A heartfelt plea to save nature's cacophony.
In a series of essays, many previously published, nature writer and environmentalist Moore offers an ardent warning against the perils of climate change and species endangerment. Writing mostly from Alaska and the Sonoran Desert, the author focuses on sound, which she evokes in sensuous prose that reflects her “deep love for the world’s music—the birdsong, the frog song, the crickets and toads, the whales and wolves, even old hymns and Girl Scout songs.” The peril of extinction means that “each time a creature dies, a song dies.” Moore hears sonority throughout nature, from the operatic plaints of humpback whales to the relentless drumbeat of sapsuckers. Even the saguaro cactus emits music: “When the wind blows across the spines, they sing like violin strings.” Dinosaurs, too, the author speculates, sang, much like their descendants, the birds. Each essay ends with a sidebar detailing threats to creatures such as grizzly bears, red-legged frogs, and monarch butterflies; providing evidence of pollution; and noting the rise of eco-anxiety. Although Moore shares that anxiety, she also encourages “active hope” that comes from listening to nature “with thoughtful attention” and making a decision to change the course of natural degradation by taking three steps: “Stop the killing.
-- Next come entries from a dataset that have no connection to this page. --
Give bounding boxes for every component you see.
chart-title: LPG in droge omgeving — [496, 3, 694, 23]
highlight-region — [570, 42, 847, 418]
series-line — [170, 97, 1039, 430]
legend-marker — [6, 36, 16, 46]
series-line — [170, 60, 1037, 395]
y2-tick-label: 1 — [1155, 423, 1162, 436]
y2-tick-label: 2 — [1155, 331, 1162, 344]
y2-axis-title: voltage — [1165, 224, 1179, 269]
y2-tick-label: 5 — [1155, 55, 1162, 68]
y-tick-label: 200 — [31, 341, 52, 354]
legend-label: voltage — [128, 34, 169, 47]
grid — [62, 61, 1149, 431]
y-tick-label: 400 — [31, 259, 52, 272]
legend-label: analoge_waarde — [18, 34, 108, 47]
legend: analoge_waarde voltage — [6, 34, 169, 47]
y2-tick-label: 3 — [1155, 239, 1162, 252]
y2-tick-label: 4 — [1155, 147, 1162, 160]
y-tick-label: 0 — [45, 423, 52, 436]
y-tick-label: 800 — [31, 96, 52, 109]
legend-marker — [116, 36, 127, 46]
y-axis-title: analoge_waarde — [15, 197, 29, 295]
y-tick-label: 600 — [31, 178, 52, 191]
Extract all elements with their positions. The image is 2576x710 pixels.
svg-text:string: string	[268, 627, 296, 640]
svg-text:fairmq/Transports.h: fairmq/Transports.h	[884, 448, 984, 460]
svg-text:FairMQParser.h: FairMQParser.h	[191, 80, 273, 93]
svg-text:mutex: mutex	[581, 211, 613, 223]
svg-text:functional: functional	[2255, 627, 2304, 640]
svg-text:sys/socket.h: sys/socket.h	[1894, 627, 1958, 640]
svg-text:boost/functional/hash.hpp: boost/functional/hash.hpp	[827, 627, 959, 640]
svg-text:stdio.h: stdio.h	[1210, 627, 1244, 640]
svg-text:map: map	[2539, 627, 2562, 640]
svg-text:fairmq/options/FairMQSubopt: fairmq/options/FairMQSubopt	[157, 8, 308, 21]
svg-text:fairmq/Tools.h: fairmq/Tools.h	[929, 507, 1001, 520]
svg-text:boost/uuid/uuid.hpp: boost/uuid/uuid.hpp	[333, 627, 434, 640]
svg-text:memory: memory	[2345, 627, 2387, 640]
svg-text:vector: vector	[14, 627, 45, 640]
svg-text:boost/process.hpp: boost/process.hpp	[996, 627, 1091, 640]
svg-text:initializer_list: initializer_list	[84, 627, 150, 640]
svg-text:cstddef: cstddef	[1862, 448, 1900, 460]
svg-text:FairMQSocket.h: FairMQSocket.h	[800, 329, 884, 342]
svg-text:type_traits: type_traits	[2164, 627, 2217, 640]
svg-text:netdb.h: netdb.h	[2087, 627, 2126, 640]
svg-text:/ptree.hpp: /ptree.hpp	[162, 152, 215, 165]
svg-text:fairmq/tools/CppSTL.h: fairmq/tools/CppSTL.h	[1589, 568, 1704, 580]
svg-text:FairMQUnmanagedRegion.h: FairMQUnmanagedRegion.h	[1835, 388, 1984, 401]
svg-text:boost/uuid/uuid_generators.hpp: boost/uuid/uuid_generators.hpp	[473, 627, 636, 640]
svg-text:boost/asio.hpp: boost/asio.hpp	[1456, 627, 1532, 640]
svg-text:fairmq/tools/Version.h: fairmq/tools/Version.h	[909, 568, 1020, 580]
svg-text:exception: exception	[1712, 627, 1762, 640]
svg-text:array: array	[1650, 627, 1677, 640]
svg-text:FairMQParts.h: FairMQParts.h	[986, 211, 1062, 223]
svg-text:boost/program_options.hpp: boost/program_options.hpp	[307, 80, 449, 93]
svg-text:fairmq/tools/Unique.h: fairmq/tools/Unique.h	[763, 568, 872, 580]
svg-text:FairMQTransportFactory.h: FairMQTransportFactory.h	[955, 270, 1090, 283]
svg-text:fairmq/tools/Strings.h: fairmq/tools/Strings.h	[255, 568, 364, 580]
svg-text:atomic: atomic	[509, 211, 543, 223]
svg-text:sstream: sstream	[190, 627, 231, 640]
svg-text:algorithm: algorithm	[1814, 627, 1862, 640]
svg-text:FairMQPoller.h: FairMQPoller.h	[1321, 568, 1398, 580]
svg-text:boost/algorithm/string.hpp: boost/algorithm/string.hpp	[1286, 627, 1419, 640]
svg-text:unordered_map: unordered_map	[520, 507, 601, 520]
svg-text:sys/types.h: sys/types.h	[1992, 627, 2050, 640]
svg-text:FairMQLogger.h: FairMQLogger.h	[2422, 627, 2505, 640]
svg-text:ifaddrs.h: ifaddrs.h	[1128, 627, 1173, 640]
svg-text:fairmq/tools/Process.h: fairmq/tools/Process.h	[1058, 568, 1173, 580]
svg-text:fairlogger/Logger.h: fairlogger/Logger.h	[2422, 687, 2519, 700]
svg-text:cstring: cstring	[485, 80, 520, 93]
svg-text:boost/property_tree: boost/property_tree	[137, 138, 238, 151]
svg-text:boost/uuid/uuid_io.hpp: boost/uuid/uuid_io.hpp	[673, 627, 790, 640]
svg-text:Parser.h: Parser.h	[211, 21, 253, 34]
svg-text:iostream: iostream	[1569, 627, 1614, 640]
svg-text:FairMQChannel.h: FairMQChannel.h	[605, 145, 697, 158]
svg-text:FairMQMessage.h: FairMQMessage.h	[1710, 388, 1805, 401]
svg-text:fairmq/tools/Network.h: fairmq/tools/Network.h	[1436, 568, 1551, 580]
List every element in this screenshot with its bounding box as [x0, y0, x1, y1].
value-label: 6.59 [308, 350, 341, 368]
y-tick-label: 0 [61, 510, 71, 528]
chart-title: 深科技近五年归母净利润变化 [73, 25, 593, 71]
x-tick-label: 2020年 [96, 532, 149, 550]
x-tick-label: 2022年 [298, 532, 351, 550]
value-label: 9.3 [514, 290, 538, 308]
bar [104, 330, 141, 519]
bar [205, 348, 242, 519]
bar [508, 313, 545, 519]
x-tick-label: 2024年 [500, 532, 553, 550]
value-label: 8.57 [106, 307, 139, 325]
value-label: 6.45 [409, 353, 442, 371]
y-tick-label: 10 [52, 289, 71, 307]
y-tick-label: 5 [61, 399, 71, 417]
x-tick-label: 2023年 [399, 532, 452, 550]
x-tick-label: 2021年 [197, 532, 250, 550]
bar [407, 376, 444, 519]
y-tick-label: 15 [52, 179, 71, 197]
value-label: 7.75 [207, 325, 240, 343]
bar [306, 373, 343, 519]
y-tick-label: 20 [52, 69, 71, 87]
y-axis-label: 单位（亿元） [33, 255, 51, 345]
Defend everything that is left. Create new lifeways in harmony with the Earth.” She regrets that during the pandemic, humans have been forced to live like birds: “we flutter across the street or around bushes to avoid people, knowing that we are vulnerable to every miasmic wind, that a human touch could kill us. Now and then, we sing from high or hidden places, but mostly we are quiet.” That silence is dangerous. “What we need,” she writes, “is strength—strength in numbers and strength in moral conviction. What we need is shrieking, roaring courage.” The author’s passion is evident, though the prose sometimes ascends into rapture.
An enthusiastic argument that love, care, and defiance may still save the Earth.